Denktaş 1985 yılında Cumhurbaşkanlığına seçilmesinin ardından 1990, 1995 ve 2000'deki seçimlerde de Cumhurbaşkanı seçildi. Aynı zamanda, Kıbrıs Türk Halkı adına Rum Kesimi ile barış müzakerelerini de sürdürdü.
Rauf Denktaş, Kıbrıs davasını yürüttüğü süre boyunca, 5 BM Genel Sekreteri, 5 Rum lider, 6 Türkiye Cumhurbaşkanı ve 13 Başbakanı ile çalıştı.
Türk hükümetleri, 2002 yılına kadar Rauf Denktaş'a tam destek verdi.
AK Parti'nin hükümete gelmesiyle birlikte, Ankara'nın Kıbrıs sürecine bakışı değişti.
Adada sorunun bir an önce çözülmesini isteyen Türk yetkililer ile Denktaş arasında özellikle Annan Planı sürecinde görüş ayrılığı yaşandı.
O bir dava adamı idi.
Kanla kazanılan hakların, AB ve ABD baskısıyla masada kaybedilmesinden korkuyordu.
Önce Rum Kesimi ile yaptığı müzakerecilik görevini, daha sonra da, 17 Nisan 2005'te yapılan seçimlerinde aday olmayarak Cumhurbaşkanlığı görevini Mehmet Ali Talat'a devretti.

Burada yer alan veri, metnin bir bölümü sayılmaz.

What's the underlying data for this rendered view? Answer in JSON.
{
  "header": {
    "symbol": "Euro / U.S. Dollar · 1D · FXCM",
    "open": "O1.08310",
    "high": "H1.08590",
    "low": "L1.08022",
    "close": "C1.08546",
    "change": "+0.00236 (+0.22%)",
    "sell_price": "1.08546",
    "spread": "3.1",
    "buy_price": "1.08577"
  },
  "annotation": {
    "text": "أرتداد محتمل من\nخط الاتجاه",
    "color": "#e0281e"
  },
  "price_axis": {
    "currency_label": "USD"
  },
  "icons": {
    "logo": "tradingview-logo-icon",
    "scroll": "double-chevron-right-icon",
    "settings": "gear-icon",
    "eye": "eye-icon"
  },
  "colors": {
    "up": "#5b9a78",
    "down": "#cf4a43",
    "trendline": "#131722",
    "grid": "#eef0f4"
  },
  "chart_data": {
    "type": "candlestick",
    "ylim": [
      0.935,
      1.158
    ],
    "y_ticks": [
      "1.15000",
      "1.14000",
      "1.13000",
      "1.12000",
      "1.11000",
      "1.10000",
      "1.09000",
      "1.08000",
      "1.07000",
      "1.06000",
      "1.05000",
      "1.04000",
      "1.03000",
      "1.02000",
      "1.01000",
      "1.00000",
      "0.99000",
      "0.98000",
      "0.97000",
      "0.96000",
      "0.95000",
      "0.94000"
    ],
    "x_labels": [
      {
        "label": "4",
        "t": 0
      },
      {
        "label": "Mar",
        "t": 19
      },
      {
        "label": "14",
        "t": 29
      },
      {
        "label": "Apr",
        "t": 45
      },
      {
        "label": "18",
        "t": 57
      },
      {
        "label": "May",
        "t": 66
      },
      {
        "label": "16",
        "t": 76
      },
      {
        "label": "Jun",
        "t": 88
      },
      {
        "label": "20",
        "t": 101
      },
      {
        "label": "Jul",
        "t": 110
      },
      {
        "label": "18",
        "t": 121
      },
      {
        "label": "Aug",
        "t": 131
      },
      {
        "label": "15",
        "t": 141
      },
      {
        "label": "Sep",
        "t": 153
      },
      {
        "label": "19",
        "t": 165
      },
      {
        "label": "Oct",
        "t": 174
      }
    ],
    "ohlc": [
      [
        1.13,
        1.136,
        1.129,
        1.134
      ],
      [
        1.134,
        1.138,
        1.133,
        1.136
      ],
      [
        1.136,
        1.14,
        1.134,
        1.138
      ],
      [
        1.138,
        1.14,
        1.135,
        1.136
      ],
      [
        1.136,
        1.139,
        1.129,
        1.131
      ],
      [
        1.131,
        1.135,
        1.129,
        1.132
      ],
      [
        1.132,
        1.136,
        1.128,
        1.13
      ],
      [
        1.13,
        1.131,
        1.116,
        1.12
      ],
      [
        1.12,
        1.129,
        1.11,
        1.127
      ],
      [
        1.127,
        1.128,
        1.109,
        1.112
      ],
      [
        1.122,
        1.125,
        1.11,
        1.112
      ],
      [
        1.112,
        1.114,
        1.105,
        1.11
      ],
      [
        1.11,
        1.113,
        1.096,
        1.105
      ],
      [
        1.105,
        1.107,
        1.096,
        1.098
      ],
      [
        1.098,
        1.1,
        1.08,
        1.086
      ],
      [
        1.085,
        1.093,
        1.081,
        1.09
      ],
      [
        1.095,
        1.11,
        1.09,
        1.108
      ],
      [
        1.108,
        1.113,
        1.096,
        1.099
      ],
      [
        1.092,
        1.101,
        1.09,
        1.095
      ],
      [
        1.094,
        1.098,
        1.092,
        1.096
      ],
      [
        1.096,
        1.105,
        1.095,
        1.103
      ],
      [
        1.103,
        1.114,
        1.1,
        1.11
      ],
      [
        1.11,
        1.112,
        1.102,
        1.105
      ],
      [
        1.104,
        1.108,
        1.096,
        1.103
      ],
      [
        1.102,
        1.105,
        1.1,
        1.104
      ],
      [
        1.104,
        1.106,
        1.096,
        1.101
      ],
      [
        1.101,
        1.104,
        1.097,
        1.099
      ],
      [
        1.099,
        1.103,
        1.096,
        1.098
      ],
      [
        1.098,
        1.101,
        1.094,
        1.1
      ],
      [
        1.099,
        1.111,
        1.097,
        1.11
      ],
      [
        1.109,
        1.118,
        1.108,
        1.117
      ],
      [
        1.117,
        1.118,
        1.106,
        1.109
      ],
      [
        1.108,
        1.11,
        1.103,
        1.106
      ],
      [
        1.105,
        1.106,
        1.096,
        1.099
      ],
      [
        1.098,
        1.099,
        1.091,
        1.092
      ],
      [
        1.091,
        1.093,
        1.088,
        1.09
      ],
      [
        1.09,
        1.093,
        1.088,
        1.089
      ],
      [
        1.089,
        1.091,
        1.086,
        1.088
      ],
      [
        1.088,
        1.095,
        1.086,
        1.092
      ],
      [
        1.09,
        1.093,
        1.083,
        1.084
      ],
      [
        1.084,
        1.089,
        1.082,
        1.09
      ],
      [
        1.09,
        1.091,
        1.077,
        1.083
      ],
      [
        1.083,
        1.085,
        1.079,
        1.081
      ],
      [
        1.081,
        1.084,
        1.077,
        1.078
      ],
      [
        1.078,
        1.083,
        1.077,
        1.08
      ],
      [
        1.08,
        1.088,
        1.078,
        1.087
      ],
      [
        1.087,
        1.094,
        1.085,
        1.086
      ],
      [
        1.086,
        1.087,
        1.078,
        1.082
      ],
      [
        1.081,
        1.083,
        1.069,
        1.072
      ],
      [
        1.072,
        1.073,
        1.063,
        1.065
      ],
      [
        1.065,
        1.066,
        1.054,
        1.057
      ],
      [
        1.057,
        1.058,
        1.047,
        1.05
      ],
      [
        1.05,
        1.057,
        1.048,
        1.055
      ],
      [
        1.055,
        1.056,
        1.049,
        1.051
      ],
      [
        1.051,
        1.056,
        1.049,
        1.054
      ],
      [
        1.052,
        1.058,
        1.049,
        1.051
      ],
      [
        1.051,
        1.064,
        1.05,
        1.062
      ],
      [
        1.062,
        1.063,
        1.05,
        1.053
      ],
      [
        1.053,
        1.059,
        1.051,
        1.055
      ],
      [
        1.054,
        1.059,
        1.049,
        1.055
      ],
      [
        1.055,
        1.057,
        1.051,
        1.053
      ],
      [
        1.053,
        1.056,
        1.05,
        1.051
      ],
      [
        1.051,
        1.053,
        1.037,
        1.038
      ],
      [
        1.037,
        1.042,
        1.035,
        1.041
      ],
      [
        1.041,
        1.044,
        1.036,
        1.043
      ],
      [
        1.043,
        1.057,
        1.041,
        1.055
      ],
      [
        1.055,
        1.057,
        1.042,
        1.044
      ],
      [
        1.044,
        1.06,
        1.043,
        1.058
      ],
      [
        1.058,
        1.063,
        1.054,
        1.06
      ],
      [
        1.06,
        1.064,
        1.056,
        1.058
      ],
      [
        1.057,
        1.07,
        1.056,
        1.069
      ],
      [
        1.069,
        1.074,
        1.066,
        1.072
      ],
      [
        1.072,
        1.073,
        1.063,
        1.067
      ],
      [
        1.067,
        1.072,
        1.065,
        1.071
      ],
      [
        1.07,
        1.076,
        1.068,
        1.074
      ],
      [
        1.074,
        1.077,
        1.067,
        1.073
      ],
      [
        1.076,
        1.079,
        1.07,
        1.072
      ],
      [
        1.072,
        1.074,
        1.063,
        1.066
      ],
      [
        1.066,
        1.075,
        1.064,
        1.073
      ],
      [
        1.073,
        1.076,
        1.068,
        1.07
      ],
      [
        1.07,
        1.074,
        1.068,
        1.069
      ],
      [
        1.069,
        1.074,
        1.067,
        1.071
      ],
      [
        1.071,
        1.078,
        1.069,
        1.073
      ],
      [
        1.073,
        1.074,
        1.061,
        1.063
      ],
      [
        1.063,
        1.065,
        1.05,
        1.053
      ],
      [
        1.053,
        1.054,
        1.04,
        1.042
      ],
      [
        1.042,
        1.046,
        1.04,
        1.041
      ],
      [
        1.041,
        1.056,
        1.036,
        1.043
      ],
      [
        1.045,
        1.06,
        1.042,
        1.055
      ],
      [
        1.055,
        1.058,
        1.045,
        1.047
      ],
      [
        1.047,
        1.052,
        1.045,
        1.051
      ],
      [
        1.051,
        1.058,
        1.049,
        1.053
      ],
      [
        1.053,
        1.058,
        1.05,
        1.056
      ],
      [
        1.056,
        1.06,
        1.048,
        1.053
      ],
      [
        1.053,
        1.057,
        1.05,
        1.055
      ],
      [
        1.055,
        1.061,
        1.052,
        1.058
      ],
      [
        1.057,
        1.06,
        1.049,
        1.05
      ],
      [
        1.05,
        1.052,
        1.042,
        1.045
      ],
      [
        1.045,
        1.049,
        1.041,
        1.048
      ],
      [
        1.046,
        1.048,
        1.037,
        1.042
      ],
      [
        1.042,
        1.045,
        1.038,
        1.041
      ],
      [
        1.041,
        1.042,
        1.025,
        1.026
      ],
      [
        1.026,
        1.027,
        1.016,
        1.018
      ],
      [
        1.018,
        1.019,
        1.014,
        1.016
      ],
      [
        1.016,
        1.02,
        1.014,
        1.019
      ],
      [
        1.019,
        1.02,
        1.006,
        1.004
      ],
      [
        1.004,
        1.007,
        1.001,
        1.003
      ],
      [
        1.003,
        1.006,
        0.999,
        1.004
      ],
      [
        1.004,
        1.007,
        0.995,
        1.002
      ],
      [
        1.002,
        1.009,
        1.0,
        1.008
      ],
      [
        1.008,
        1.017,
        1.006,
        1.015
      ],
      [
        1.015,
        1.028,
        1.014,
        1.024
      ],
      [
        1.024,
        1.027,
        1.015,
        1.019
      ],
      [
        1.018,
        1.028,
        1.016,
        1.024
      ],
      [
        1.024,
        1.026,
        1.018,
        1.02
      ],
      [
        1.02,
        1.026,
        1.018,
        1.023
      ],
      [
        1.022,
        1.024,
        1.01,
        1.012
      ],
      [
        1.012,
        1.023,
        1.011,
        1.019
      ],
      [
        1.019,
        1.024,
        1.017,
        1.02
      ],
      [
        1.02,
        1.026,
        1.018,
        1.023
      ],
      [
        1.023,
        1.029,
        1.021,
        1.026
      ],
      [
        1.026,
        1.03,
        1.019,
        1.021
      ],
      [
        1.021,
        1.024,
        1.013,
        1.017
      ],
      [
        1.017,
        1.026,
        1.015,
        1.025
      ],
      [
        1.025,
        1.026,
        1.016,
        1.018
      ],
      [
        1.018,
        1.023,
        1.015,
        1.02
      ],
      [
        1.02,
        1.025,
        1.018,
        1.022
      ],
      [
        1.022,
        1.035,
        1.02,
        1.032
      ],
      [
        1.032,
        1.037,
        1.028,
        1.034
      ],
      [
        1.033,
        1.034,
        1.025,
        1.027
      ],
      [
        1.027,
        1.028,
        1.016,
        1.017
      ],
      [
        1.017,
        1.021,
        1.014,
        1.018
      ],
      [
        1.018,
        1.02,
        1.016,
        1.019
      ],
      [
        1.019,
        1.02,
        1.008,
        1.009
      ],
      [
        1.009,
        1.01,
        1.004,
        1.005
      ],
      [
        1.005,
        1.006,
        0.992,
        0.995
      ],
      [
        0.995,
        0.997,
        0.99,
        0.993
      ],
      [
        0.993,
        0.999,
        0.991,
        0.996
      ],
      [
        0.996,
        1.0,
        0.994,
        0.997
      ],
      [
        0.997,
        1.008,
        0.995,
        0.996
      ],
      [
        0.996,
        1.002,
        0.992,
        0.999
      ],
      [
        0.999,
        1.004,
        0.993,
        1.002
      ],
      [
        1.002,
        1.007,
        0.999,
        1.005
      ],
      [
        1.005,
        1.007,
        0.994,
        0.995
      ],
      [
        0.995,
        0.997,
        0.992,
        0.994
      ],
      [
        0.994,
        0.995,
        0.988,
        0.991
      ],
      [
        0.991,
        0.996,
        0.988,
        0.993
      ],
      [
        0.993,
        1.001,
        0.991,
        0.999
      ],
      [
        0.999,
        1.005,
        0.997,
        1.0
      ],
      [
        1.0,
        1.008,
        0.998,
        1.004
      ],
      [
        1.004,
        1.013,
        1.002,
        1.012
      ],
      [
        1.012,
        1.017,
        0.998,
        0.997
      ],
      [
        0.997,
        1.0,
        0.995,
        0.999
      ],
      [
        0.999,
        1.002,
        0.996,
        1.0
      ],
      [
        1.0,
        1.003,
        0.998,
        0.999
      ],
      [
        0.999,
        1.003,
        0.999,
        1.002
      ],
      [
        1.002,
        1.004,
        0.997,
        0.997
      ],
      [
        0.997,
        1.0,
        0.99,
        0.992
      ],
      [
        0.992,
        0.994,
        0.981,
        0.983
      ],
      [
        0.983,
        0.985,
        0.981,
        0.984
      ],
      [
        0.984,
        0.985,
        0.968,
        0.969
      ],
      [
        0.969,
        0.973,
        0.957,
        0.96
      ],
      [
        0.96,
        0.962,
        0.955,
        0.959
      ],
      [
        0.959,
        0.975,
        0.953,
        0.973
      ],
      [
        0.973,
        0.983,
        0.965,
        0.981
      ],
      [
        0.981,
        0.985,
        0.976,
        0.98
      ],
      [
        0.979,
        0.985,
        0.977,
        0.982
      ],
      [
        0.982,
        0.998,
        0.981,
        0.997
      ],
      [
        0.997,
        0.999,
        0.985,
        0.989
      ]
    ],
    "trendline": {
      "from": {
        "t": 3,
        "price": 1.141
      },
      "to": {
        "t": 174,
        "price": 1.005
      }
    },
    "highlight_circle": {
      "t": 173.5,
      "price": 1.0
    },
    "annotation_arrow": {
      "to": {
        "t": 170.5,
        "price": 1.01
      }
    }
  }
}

Rauf Denktaş, oğlunun yanına gömülmeyi vasiyet etmişti.
" Ata'mız öldü" diyen Kıbrıs Türkleri onu, ölümsüzleştirmek için, Lefkoşa'da "Toros" kod adı ile liderliğini yaptığı, TMT Anıtı'nın bulunduğu Cumhuriyet Parkı'na defnetti.
Kurulacak müzesinde en çok, Rauf Denktaş'ın saatini görmeyi arzularım.
Çünkü yaşamı mücadele için geçen, korku nedir bilmeyen " Toros", saat farkı nedeniyle, Türk jetlerini beklerken bir saat boyunca ecel terleri dökmüş ve de korku duymuştu.
Şimdi bunları niçin yazdım diyeceksiniz?
Adayı üç kuruşa peşkeş çekmek isteyenlere, orada ki tarihin kanla yazıldığını hatırlatmak istedim.
Ve rahmetli Denktaş"ın ruhuna, bu "ŞANLI" mücadelesini armağan etmek istedim.
Ruhun şad olsun yüce insan, TÜRK insanı senin kahramanlığını "ASLA" unutmayacaktır.